La Sezione Penale della Corte di Cassazione con una recente ed interessante sentenza (n. 22148/2017) è intervenuta nuovamente in materia di controllo dei dipendenti.
La titolare di un’azienda era stata condannata in primo grado per aver installato, all’interno dei locali aziendali, un impianto di videoripresa senza previo accordo con le rappresentanze sindacali e senza l’autorizzazione della direzione territoriale del lavoro.
La datrice di lavoro si era difesa sostenendo di aver preventivamente richiesto ed ottenuto il consenso di tutti i dipendenti alla installazione delle videocamere. Tutti i testi ascoltati, infatti, avevano confermato di essere consapevoli della presenza delle videocamere e di aver acconsentito alla loro installazione.
Per tali motivi, il reato secondo la datrice di lavoro, doveva ritenersi insussistente.

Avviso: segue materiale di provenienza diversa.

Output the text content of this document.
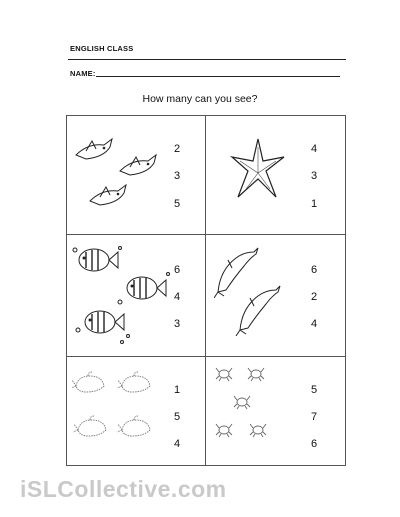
ENGLISH CLASS
NAME:
How many can you see?
2
3
5
4
3
1
6
4
3
6
2
4
1
5
4
5
7
6
iSLCollective.com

La Corte, tuttavia, ha affermato che anche nell’attuale panorama normativo, che ha visto la modifica dell’art. 4 della L. 300/70 ad opera dell’art. 23 del D. Lgs. n. 151/2015, permane il divieto di controllo a distanza dell’attività lavorativa dei dipendenti.
Infatti, l’installazione di impianti audiovisivi (consentita solo per esigenze organizzative e produttive, per la sicurezza del lavoro e per la tutela del patrimonio aziendale), dalla quale derivi la possibilità di controllo a distanza dell’attività dei lavoratori, richiede ancora oggi un preventivo accordo con le rappresentanze sindacali o, in mancanza, una autorizzazione della Direzione Territoriale del Lavoro.
Pertanto, in assenza di accordo o di autorizzazione, il controllo effettuato dal datore di lavoro attraverso impianti audiovisivi costituisce sempre illecito penalmente rilevante.
A nulla rileva secondo la Corte la circostanza che, nel caso specifico, i lavoratori avessero acconsentito alla installazione degli impianti di videoripresa, come invece sostenuto dalla datrice di lavoro richiamando un caso analogo nel quale la Corte aveva riconosciuto la validità del consenso prestato per iscritto da tutti i lavoratori in quanto diretti destinatari dell’interesse giuridicamente protetto.
La Corte ha ritenuto di discostarsi dalla citata pronuncia sulla base della considerazione che la norma penale in discorso è volta a tutelare interessi di carattere collettivo e superindividuali di cui sono portatrici le rappresentanze sindacali.
Il coinvolgimento delle rappresentanze sindacali ha, infatti, lo scopo di consentire ad un organismo qualificato e competente di verificare se gli impianti audiovisivi che l’azienda intende installare siano o meno in grado di ledere la dignità dei lavoratori e di accertare la rispondenza di detti impianti alle esigenze produttive o di sicurezza dedotte dal datore di lavoro, disciplinandone anche le modalità d’uso: tali attività non possono essere demandate ai singoli lavoratori i quali, dinanzi al datore di lavoro, si trovano in una situazione di forte squilibrio contrattuale, essendo la parte debole del rapporto.
In proposito lo stesso Garante per la protezione dei dati personali in diverse occasioni ha ritenuto illecito il trattamento dei dati personali mediante sistemi di videosorveglianza, senza il rispetto delle garanzie di cui all’art. 4, L. 300/70 e nonostante il consenso dei lavoratori.
La Corte ha pertanto concluso affermando che ai fini della esclusione dell’illecito penale è del tutto irrilevante l’esistenza di un consenso da parte dei singoli lavoratori (sia esso scritto o orale), poiché la tutela penale è apprestata per salvaguardare interessi collettivi di cui sono portatrici le rappresentanze sindacali, uniche legittimate, ai sensi dell’art. 4 L. 300/70, a concludere accordi con il datore di lavoro.
E’ comprensibile e condivisibile il ragionamento della Corte che, correttamente, riconosce le rappresentanze sindacali come i soggetti deputati a tutelare l’interesse dei lavoratori in una materia particolarmente delicata, quale è quella dei controlli a distanza, nella quale è necessaria una particolare competenza ed esperienza.